In selling Trump’s budget, Mattis faces a skeptical audience on Capitol Hill

Defense Secretary Jim Mattis finished his first round of congressional testimony on the 2018 defense budget Monday night, and it showed the challenge he faces this week in selling President Trump’s plan to lawmakers in the House and Senate.

Mattis spent much of his first appearance before the House Armed Services Committee defending the budget proposal from defense hawks who believe it is far too small.

“The administration’s budget request of $603 billion for base requirements is 6 percent above the FY 2017 enacted levels and 3 percent above the last Obama administration budget proposal,” Chairman Rep. Mac Thornberry, R-Texas, said in his opening statement. “It is also $37 billion below what this committee assessed last fall was needed and about $58 billion below the FY ’12 Gates budget, which was validated by the bipartisan National Defense Panel.”

The secretary is likely to hear similar criticism Tuesday morning when he testifies to the Senate Armed Services Committee, where Sen.
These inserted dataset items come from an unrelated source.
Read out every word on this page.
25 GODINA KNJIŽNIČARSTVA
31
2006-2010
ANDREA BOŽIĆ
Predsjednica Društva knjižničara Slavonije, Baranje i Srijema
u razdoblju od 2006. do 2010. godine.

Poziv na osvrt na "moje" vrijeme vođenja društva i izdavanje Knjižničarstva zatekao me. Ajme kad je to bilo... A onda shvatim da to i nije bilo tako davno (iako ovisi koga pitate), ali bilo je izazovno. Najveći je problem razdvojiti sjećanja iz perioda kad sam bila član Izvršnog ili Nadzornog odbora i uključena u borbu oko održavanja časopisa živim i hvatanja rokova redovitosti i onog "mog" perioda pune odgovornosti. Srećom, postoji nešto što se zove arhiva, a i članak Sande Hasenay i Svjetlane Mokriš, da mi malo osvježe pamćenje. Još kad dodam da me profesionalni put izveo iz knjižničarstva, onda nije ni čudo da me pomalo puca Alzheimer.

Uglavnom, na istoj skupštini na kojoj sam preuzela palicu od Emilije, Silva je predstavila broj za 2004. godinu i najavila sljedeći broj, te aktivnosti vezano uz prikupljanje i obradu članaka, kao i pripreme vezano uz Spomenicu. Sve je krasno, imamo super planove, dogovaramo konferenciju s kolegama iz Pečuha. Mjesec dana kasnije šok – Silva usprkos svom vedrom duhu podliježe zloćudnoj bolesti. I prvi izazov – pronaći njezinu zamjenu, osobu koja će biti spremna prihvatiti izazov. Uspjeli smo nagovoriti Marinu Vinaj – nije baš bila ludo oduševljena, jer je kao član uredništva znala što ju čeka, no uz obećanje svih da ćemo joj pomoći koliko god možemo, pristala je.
John McCain, R-Ariz., holds the chairman gavel and has led calls to increase Trump’s proposed Defense Department base budget from $603 billion to $640 billion.

Mattis and Gen. Joseph Dunford, chairman of the Joint Chiefs of Staff, will then move to appropriations committees in the Senate and House on Wednesday and Thursday.

“I need bipartisan support for this budget request,” Mattis declared in his opening remarks to the House, which included deep criticism of Congress and its role in degrading the military in recent years.

The Pentagon’s $574 billion base budget proposal includes few of the big increases in troops, ships and aircraft many defense hawks on Capitol Hill were hoping for, but Mattis said it will shore up the existing forces by beginning to relieve overworked troops and patch up equipment worn out over years of of war.

“What we are doing admittedly is filing in holes,” but it will put the armed forces on a path to recover and toward a major buildup in the coming years, he said.

Mattis is likely to repeat his core budget message to the House in his other testimony this week — to begin repairs to the military, lawmakers need to lift federal spending caps on defense and pass an annual budget on time this year instead of another in a series of stop-gap bills.

It included some tough criticism Monday night, including a claim that Congress’ budget debates have put troops at greater risk.

“Congress as a whole has met the present challenge with lassitude, not leadership,” Mattis said.

But it is unclear whether Mattis’ pitch will connect with Republican defense hawks wanting a military buildup this year, Democrats opposing Trump’s related nondefense budget cuts, and fiscal hawks wary of breaking existing budget caps.

Thornberry said the president had promised to expand the Navy from 275 to 350 ships, the Army from 476,000 to 540,000 active-duty soldiers, and add hundreds of fighter jets.

“So, for this budget in ’18 that we’ve gotten so far, it does not really advance any of those goals,” Thornberry said.

Lawmakers took particular aim at plans to grow the Navy. The shipbuilding request for 2018 includes only nine ships, short of what the Navy and others say is needed to build to toward a fleet of 350 ships.

“We know that we need more ships, but we’ve got to get our plan together,” Mattis said, explaining that the ship numbers must be based on a strategy review, not just numbers alone.

Mattis also defended a request for another round of base realignment and closure, saying the savings gained from closing excess military facilities is enough to pay for 120 F/A-18 Super Hornets, 300 AH-64 Apache helicopters or four Virginia-class submarines.